If $ n $ is not prime, it admits a prime divisor less than or equal to $ \sqrt {n} $.
How can I write an assertion expressing the above proposition. thank you
Let $\mathcal{P} $ be the set of prime numbers.
$$ (\forall n>1)\quad n\notin\mathcal{P} \implies \exists\; p\in\mathcal{P}, \begin{cases}p\leq \sqrt{n} \\ p\mid n \end{cases}$$
Its contraposition
$$(\forall n>1)\quad \forall\; p\in\mathcal{P}, \begin{cases}p> \sqrt{n} \\\rm{Or}\\ p\nmid n \end{cases}\implies n \in\mathcal{P} $$
Doing the contraposition does not lead me to find the same point method:
To show that a natural number $n\geq 2$ is prime, it suffices to check
That it is not divisible by any integer $k$ satisfying $2 \leq k \leq \sqrt{n}$.
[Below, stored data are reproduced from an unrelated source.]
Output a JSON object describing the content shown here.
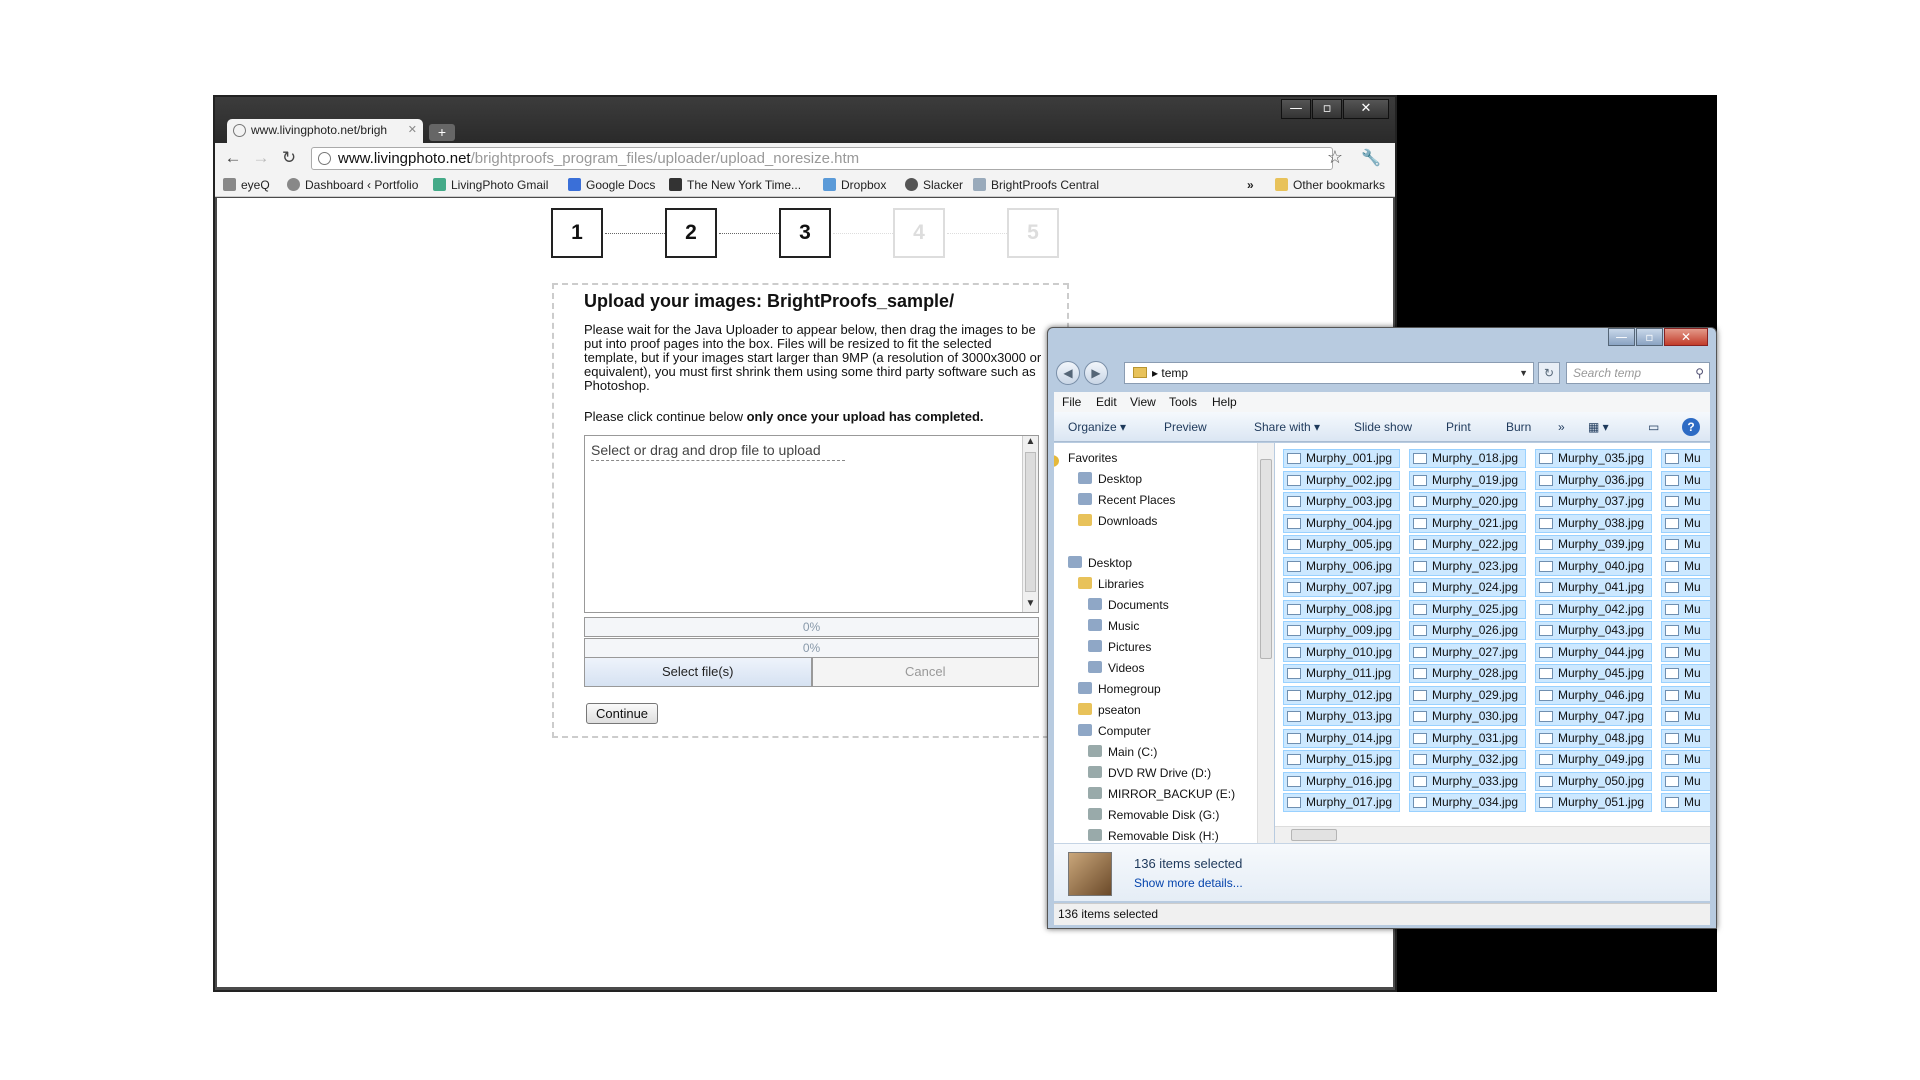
{
  "browser": {
    "tab_title": "www.livingphoto.net/brigh",
    "url_host": "www.livingphoto.net",
    "url_path": "/brightproofs_program_files/uploader/upload_noresize.htm",
    "bookmarks": [
      "eyeQ",
      "Dashboard ‹ Portfolio",
      "LivingPhoto Gmail",
      "Google Docs",
      "The New York Time...",
      "Dropbox",
      "Slacker",
      "BrightProofs Central"
    ],
    "overflow": "»",
    "other_bookmarks": "Other bookmarks"
  },
  "steps": [
    "1",
    "2",
    "3",
    "4",
    "5"
  ],
  "upload": {
    "title": "Upload your images: BrightProofs_sample/",
    "description": "Please wait for the Java Uploader to appear below, then drag the images to be put into proof pages into the box. Files will be resized to fit the selected template, but if your images start larger than 9MP (a resolution of 3000x3000 or equivalent), you must first shrink them using some third party software such as Photoshop.",
    "note_prefix": "Please click continue below ",
    "note_bold": "only once your upload has completed.",
    "drop_text": "Select or drag and drop file to upload",
    "progress1": "0%",
    "progress2": "0%",
    "select_button": "Select file(s)",
    "cancel_button": "Cancel",
    "continue_button": "Continue"
  },
  "explorer": {
    "path": "temp",
    "search_placeholder": "Search temp",
    "menu": [
      "File",
      "Edit",
      "View",
      "Tools",
      "Help"
    ],
    "commands": [
      "Organize ▾",
      "Preview",
      "Share with ▾",
      "Slide show",
      "Print",
      "Burn",
      "»"
    ],
    "nav_items": [
      {
        "label": "Favorites",
        "icon": "star"
      },
      {
        "label": "Desktop",
        "icon": "desktop"
      },
      {
        "label": "Recent Places",
        "icon": "recent"
      },
      {
        "label": "Downloads",
        "icon": "folder"
      },
      {
        "label": "Desktop",
        "icon": "desktop"
      },
      {
        "label": "Libraries",
        "icon": "folder"
      },
      {
        "label": "Documents",
        "icon": "doc"
      },
      {
        "label": "Music",
        "icon": "music"
      },
      {
        "label": "Pictures",
        "icon": "pictures"
      },
      {
        "label": "Videos",
        "icon": "video"
      },
      {
        "label": "Homegroup",
        "icon": "homegroup"
      },
      {
        "label": "pseaton",
        "icon": "folder"
      },
      {
        "label": "Computer",
        "icon": "computer"
      },
      {
        "label": "Main (C:)",
        "icon": "drive"
      },
      {
        "label": "DVD RW Drive (D:)",
        "icon": "drive"
      },
      {
        "label": "MIRROR_BACKUP (E:)",
        "icon": "drive"
      },
      {
        "label": "Removable Disk (G:)",
        "icon": "drive"
      },
      {
        "label": "Removable Disk (H:)",
        "icon": "drive"
      }
    ],
    "files": [
      [
        "Murphy_001.jpg",
        "Murphy_002.jpg",
        "Murphy_003.jpg",
        "Murphy_004.jpg",
        "Murphy_005.jpg",
        "Murphy_006.jpg",
        "Murphy_007.jpg",
        "Murphy_008.jpg",
        "Murphy_009.jpg",
        "Murphy_010.jpg",
        "Murphy_011.jpg",
        "Murphy_012.jpg",
        "Murphy_013.jpg",
        "Murphy_014.jpg",
        "Murphy_015.jpg",
        "Murphy_016.jpg",
        "Murphy_017.jpg"
      ],
      [
        "Murphy_018.jpg",
        "Murphy_019.jpg",
        "Murphy_020.jpg",
        "Murphy_021.jpg",
        "Murphy_022.jpg",
        "Murphy_023.jpg",
        "Murphy_024.jpg",
        "Murphy_025.jpg",
        "Murphy_026.jpg",
        "Murphy_027.jpg",
        "Murphy_028.jpg",
        "Murphy_029.jpg",
        "Murphy_030.jpg",
        "Murphy_031.jpg",
        "Murphy_032.jpg",
        "Murphy_033.jpg",
        "Murphy_034.jpg"
      ],
      [
        "Murphy_035.jpg",
        "Murphy_036.jpg",
        "Murphy_037.jpg",
        "Murphy_038.jpg",
        "Murphy_039.jpg",
        "Murphy_040.jpg",
        "Murphy_041.jpg",
        "Murphy_042.jpg",
        "Murphy_043.jpg",
        "Murphy_044.jpg",
        "Murphy_045.jpg",
        "Murphy_046.jpg",
        "Murphy_047.jpg",
        "Murphy_048.jpg",
        "Murphy_049.jpg",
        "Murphy_050.jpg",
        "Murphy_051.jpg"
      ],
      [
        "Mu",
        "Mu",
        "Mu",
        "Mu",
        "Mu",
        "Mu",
        "Mu",
        "Mu",
        "Mu",
        "Mu",
        "Mu",
        "Mu",
        "Mu",
        "Mu",
        "Mu",
        "Mu",
        "Mu"
      ]
    ],
    "selected_count": "136 items selected",
    "show_more": "Show more details...",
    "status": "136 items selected"
  }
}
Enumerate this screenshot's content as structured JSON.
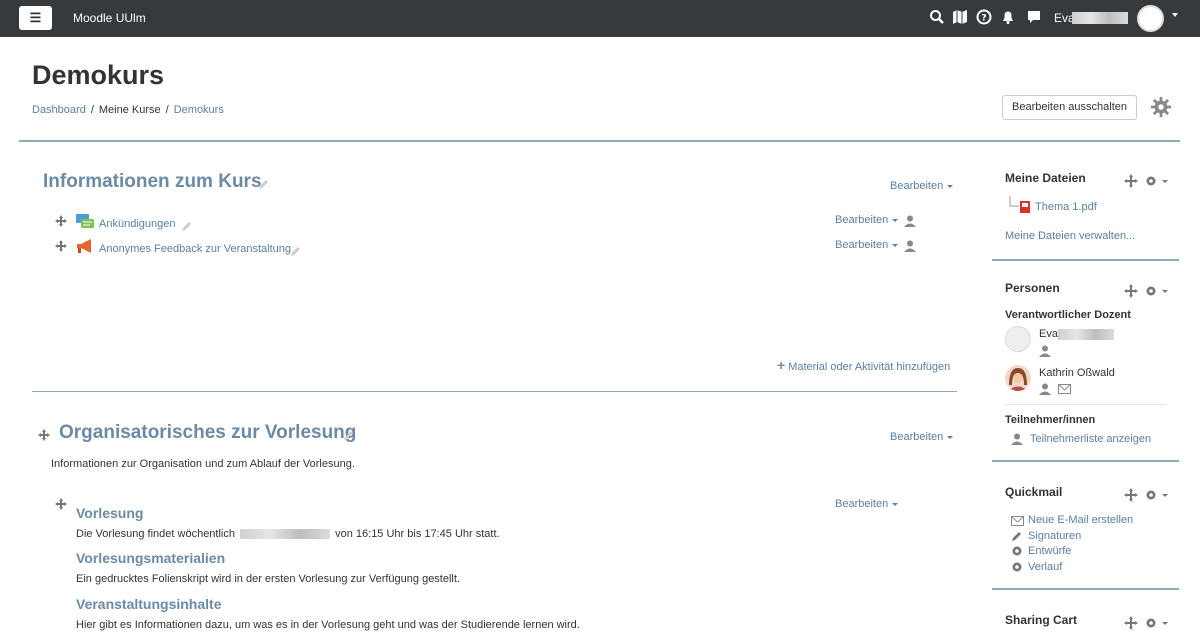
{
  "navbar": {
    "site_name": "Moodle UUlm",
    "user_name": "Eva",
    "icons": [
      "search-icon",
      "map-icon",
      "help-icon",
      "bell-icon",
      "chat-icon"
    ]
  },
  "header": {
    "title": "Demokurs",
    "breadcrumb": [
      "Dashboard",
      "Meine Kurse",
      "Demokurs"
    ],
    "edit_button": "Bearbeiten ausschalten"
  },
  "section1": {
    "title": "Informationen zum Kurs",
    "edit_label": "Bearbeiten",
    "activities": [
      {
        "label": "Ankündigungen",
        "edit": "Bearbeiten",
        "icon": "forum-icon"
      },
      {
        "label": "Anonymes Feedback zur Veranstaltung",
        "edit": "Bearbeiten",
        "icon": "feedback-icon"
      }
    ],
    "add_material": "Material oder Aktivität hinzufügen"
  },
  "section2": {
    "title": "Organisatorisches zur Vorlesung",
    "edit_label": "Bearbeiten",
    "summary": "Informationen zur Organisation und zum Ablauf der Vorlesung.",
    "label_edit": "Bearbeiten",
    "items": [
      {
        "title": "Vorlesung",
        "text_before": "Die Vorlesung findet wöchentlich",
        "text_after": "von 16:15 Uhr bis 17:45 Uhr statt."
      },
      {
        "title": "Vorlesungsmaterialien",
        "text": "Ein gedrucktes Folienskript wird in der ersten Vorlesung zur Verfügung gestellt."
      },
      {
        "title": "Veranstaltungsinhalte",
        "text": "Hier gibt es Informationen dazu, um was es in der Vorlesung geht und was der Studierende lernen wird."
      }
    ]
  },
  "blocks": {
    "files": {
      "title": "Meine Dateien",
      "file": "Thema 1.pdf",
      "manage": "Meine Dateien verwalten..."
    },
    "people": {
      "title": "Personen",
      "role": "Verantwortlicher Dozent",
      "persons": [
        "Eva",
        "Kathrin Oßwald"
      ],
      "participants_heading": "Teilnehmer/innen",
      "participants_link": "Teilnehmerliste anzeigen"
    },
    "quickmail": {
      "title": "Quickmail",
      "links": [
        "Neue E-Mail erstellen",
        "Signaturen",
        "Entwürfe",
        "Verlauf"
      ]
    },
    "sharing": {
      "title": "Sharing Cart"
    }
  },
  "colors": {
    "navbar": "#373a3c",
    "link": "#5a7fa3",
    "section_title": "#6b8aa5",
    "divider": "#8ea9b9"
  }
}
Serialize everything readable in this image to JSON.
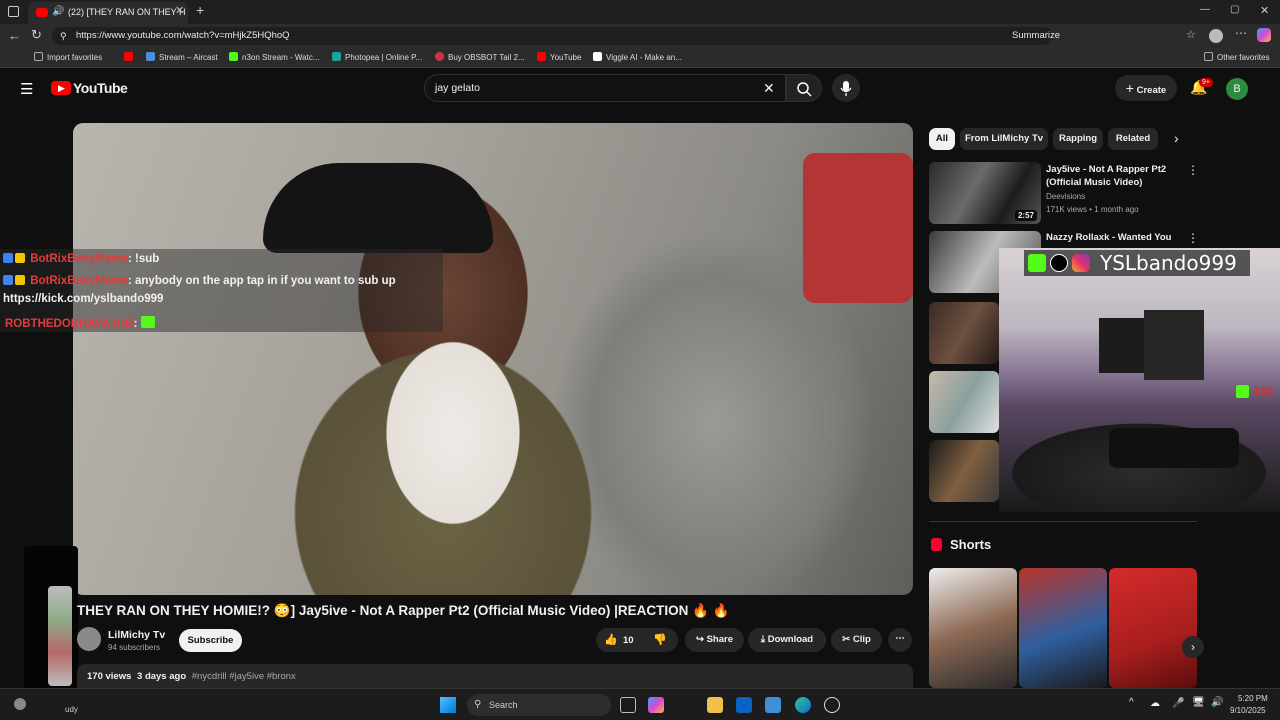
{
  "browser": {
    "tab_title": "(22) [THEY RAN ON THEY H",
    "url": "https://www.youtube.com/watch?v=mHjkZ5HQhoQ",
    "summarize": "Summarize",
    "favorites": [
      {
        "label": "Import favorites",
        "color": "#888888"
      },
      {
        "label": "",
        "color": "#ff0000"
      },
      {
        "label": "Stream – Aircast",
        "color": "#4a90d9"
      },
      {
        "label": "n3on Stream - Watc...",
        "color": "#53fc18"
      },
      {
        "label": "Photopea | Online P...",
        "color": "#18a497"
      },
      {
        "label": "Buy OBSBOT Tail 2...",
        "color": "#d1324a"
      },
      {
        "label": "YouTube",
        "color": "#ff0000"
      },
      {
        "label": "Viggle AI - Make an...",
        "color": "#ffffff"
      }
    ],
    "other_favorites": "Other favorites"
  },
  "youtube": {
    "logo_text": "YouTube",
    "search_value": "jay gelato",
    "create_label": "Create",
    "notif_count": "9+",
    "avatar_letter": "B"
  },
  "chat": [
    {
      "user": "BotRixBabyMama",
      "message": ": !sub"
    },
    {
      "user": "BotRixBabyMama",
      "message": ": anybody on the app tap in if you want to sub up"
    },
    {
      "user": "",
      "message": "https://kick.com/yslbando999"
    },
    {
      "user": "ROBTHEDOBHAVAJOB",
      "message": ":"
    }
  ],
  "video": {
    "title": "THEY RAN ON THEY HOMIE!? 😳] Jay5ive - Not A Rapper Pt2 (Official Music Video) |REACTION 🔥 🔥",
    "channel": "LilMichy Tv",
    "subscribers": "94 subscribers",
    "subscribe_label": "Subscribe",
    "likes": "10",
    "share_label": "Share",
    "download_label": "Download",
    "clip_label": "Clip",
    "views": "170 views",
    "age": "3 days ago",
    "hashtags": "#nycdrill #jay5ive #bronx"
  },
  "chips": [
    "All",
    "From LilMichy Tv",
    "Rapping",
    "Related"
  ],
  "related": [
    {
      "title": "Jay5ive - Not A Rapper Pt2 (Official Music Video)",
      "channel": "Deevisions",
      "meta": "171K views • 1 month ago",
      "duration": "2:57"
    },
    {
      "title": "Nazzy Rollaxk - Wanted You",
      "channel": "",
      "meta": "",
      "duration": ""
    }
  ],
  "shorts_label": "Shorts",
  "cam_overlay": {
    "handle": "YSLbando999",
    "viewer_count": "138"
  },
  "taskbar": {
    "search_placeholder": "Search",
    "time": "5:20 PM",
    "date": "9/10/2025",
    "weather": "udy"
  }
}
You have this: $$(\forall n>1)\quad \forall\; p\in\mathcal{P}, \begin{cases}p> \sqrt{n} \\\rm{Or}\\ p\nmid n \end{cases}\implies n \in\mathcal{P} $$
To check whether $n$ is prime, you have to prove that for every prime $p$, at least one of the two listed conditions holds. For all primes larger than $\sqrt{n}$, the condition $p> \sqrt{n}$ obviously holds. For the remaining primes, i.e. the primes in the range $2 \le p \le \sqrt{n}$ that condition is false, so for those you need the other condition $p\nmid n$ to be true. If that condition is true for all primes in this range, then the whole statement is true for all primes and $n$ is prime.